Houve bate-boca entre deputados britânicos em campanha contra a carne brasileira e outros que reclamam de exageros que causam confusão na opinião pública européia.
O presidente da comissão de agricultura, o deputado inglês Neil Parish, discordou da avaliação de Kyprianou sobre os padrões sanitários no Brasil, alegando que missões “neutras” teriam constatado problemas na rastreabilidade.
Mas Parish tem dificuldades em convencer outros parlamentares na sua campanha contra a carne brasileira: até agora ele teve apoio de 39 dos 780 membros do Parlamento, para sua moção pedindo a suspensão da importação do produto, que é uma pressão adicional sobre a Comissão Européia.
Liam Aylward, deputado irlandês, insistiu não ter “sombra de dúvidas” de problemas envolvendo a carne brasileira, apoiando-se num argumento de peso: “Mesmo o ministro da Agricultura do Brasil reconheceu isso”, disse ele. Outros deputados britânicos sugeriram primeiro proibir a carne e depois deixar ao Brasil provar que não há problemas sanitários no produto exportado para a Europa.

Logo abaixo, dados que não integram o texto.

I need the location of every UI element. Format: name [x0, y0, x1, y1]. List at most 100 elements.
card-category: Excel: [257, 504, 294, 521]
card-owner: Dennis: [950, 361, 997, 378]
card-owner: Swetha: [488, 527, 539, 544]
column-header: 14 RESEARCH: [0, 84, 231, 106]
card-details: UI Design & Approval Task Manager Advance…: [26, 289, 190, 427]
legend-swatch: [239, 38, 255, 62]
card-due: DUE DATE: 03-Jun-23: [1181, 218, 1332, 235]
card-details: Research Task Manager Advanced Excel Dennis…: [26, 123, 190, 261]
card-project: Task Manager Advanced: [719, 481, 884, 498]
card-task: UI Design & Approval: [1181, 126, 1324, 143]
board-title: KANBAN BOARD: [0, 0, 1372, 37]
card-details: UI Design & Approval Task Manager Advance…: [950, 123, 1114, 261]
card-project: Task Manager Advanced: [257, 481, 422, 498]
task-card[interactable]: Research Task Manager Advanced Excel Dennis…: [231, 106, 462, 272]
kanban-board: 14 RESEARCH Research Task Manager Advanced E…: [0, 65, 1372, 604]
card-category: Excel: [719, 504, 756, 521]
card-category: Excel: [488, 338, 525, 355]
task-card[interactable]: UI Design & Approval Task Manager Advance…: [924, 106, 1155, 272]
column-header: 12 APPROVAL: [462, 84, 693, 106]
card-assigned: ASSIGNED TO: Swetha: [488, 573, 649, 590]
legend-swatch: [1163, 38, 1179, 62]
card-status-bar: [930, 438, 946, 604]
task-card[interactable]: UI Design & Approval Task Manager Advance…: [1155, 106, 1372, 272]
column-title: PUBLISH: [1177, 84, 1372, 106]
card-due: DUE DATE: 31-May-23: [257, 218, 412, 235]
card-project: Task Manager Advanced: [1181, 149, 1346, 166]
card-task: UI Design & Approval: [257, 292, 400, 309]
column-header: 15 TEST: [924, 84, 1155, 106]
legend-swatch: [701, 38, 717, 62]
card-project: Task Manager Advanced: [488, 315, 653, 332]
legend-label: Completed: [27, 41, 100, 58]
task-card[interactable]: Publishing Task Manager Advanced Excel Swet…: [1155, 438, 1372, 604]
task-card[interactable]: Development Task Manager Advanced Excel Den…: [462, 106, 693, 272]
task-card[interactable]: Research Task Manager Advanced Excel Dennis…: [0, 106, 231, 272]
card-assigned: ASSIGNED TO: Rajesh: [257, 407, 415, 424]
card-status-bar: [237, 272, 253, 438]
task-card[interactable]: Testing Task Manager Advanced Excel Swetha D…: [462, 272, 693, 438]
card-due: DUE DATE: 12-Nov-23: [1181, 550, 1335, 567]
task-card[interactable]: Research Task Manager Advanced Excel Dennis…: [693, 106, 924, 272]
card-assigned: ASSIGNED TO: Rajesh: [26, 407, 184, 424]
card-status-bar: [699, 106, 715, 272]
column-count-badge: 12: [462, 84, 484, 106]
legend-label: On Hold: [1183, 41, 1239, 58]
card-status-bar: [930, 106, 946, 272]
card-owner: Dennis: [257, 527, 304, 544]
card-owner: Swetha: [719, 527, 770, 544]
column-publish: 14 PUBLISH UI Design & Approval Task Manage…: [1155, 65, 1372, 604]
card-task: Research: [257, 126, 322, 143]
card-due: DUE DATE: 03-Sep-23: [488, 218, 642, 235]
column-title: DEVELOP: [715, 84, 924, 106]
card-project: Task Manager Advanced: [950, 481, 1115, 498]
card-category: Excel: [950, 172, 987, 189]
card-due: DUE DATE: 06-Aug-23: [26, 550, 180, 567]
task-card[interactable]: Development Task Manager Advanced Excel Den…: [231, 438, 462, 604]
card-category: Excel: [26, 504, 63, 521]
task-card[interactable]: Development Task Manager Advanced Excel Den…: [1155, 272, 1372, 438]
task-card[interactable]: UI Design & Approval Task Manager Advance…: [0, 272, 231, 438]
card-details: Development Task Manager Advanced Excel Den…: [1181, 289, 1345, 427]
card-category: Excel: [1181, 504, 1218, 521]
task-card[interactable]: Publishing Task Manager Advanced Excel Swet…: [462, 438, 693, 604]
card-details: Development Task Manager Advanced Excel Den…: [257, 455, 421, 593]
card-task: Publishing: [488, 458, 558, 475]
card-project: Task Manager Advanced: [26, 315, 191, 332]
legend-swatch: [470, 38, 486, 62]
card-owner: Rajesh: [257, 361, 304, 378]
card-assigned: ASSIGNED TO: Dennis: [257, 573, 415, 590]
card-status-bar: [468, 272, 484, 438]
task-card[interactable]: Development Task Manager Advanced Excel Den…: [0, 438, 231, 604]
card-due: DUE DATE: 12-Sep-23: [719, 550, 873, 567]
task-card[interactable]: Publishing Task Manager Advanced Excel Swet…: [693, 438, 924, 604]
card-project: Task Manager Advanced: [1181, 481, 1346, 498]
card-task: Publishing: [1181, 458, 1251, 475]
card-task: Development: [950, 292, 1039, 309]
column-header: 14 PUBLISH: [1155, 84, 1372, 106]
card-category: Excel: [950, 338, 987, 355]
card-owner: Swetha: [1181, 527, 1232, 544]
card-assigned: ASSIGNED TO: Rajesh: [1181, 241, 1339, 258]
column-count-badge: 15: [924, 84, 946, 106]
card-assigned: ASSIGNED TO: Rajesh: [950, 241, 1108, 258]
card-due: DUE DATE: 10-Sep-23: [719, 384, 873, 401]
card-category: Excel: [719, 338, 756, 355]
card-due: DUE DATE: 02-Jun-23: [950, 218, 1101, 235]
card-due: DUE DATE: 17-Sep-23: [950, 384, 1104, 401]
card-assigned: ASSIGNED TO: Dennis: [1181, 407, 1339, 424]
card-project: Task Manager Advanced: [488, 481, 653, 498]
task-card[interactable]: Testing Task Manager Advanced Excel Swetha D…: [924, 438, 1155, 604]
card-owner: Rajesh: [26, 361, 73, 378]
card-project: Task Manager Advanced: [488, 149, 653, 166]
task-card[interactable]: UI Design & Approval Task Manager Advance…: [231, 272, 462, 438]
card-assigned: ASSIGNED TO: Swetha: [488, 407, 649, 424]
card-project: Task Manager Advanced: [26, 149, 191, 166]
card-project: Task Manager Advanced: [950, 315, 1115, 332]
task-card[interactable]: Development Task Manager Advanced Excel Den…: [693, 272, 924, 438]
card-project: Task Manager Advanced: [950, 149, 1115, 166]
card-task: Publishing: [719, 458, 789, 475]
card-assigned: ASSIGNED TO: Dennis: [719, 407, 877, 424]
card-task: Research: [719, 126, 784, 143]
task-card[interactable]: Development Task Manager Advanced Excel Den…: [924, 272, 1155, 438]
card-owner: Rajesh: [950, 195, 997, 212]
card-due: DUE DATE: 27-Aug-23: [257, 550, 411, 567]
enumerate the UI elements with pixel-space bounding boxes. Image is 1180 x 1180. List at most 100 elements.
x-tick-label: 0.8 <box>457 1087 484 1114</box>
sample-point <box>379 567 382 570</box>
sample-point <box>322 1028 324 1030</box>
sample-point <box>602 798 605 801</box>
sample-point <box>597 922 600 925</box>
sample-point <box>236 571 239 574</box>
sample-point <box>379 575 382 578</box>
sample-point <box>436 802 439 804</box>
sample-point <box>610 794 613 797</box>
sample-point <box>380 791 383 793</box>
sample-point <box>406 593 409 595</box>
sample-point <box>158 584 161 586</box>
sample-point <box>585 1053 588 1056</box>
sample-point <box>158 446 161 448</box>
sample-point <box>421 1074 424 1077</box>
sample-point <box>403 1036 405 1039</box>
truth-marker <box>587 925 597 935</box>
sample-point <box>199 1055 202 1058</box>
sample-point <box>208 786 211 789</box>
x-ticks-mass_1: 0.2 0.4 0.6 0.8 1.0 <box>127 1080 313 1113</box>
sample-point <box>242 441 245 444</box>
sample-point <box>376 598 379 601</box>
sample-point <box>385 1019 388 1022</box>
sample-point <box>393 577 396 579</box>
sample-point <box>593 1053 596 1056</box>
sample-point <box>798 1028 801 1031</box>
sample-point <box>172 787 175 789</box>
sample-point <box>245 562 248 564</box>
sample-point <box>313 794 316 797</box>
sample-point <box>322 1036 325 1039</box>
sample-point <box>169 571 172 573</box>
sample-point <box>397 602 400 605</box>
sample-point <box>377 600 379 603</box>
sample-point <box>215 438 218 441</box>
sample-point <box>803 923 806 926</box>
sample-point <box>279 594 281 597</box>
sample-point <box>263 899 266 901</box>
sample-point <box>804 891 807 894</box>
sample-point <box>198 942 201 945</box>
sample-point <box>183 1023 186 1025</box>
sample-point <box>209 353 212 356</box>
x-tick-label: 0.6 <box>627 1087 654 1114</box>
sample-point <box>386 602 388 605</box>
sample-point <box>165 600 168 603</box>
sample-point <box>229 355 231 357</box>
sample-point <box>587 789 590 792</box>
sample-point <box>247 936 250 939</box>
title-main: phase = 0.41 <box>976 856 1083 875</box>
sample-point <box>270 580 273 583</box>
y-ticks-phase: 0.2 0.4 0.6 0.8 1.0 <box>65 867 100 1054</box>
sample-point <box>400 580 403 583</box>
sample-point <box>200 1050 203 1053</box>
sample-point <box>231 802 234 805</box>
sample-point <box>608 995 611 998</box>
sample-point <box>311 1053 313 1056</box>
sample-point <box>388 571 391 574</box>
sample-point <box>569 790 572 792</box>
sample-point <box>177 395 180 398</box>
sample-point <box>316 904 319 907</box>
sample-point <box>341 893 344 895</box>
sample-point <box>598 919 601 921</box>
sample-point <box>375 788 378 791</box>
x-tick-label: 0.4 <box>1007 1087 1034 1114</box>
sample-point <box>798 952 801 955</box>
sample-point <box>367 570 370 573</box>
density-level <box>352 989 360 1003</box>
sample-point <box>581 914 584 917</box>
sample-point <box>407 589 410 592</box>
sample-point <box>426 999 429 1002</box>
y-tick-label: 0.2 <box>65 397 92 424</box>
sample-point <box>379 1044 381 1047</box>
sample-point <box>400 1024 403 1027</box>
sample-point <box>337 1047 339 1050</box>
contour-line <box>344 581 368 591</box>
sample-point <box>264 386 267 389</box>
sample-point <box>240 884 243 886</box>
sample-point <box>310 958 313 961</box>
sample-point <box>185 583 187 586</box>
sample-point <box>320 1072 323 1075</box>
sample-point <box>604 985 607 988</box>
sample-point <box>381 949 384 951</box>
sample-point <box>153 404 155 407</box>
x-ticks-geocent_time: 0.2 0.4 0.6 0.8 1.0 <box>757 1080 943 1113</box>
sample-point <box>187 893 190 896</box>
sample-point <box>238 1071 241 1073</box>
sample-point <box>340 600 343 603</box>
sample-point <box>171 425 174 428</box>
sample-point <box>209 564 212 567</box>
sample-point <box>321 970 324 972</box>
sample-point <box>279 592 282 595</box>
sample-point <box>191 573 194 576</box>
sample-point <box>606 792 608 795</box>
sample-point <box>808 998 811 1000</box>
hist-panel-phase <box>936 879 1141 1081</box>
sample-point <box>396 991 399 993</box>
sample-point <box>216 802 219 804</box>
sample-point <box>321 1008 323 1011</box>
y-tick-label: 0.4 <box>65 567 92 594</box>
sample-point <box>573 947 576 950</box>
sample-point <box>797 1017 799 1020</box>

Mairead McGuinness, irlandesa do Partido Popular, contestou declaração de Kyprianou, de que um relatório da federação dos produtores irlandeses sobre a carne brasileira tinha motivações econômicas e protecionistas. “Venha até a Irlanda explicar por que a Europa exige mais de seus produtores do que dos brasileiros, em termos de controle sanitário”, desafiou.
O ambiente esquentou quando a espanhola Rosa Miguelez-Ramos, socialista, acusou Parish, de ter feito um texto “vergonhoso” sobre a carne brasileira, quando a convocação de Kyprianou foi para discutir a saúde animal em geral. Ela exigiu que Parish retirasse as declarações sobre o produto brasileiro “porque causam um alarme injustificado”. Parish retrucou que sua declaração não estava na ordem do dia. Outros deputados, diante de opiniões diferentes, pediram mais controle sobre a carne brasileira.
Kyprianou informou que no mês que vem a UE vai publicar relatório da missão que foi ao Brasil em março deste ano. E que também em novembro irá uma grande missão veterinária ao país para avaliar se os problemas identificados foram corrigidos.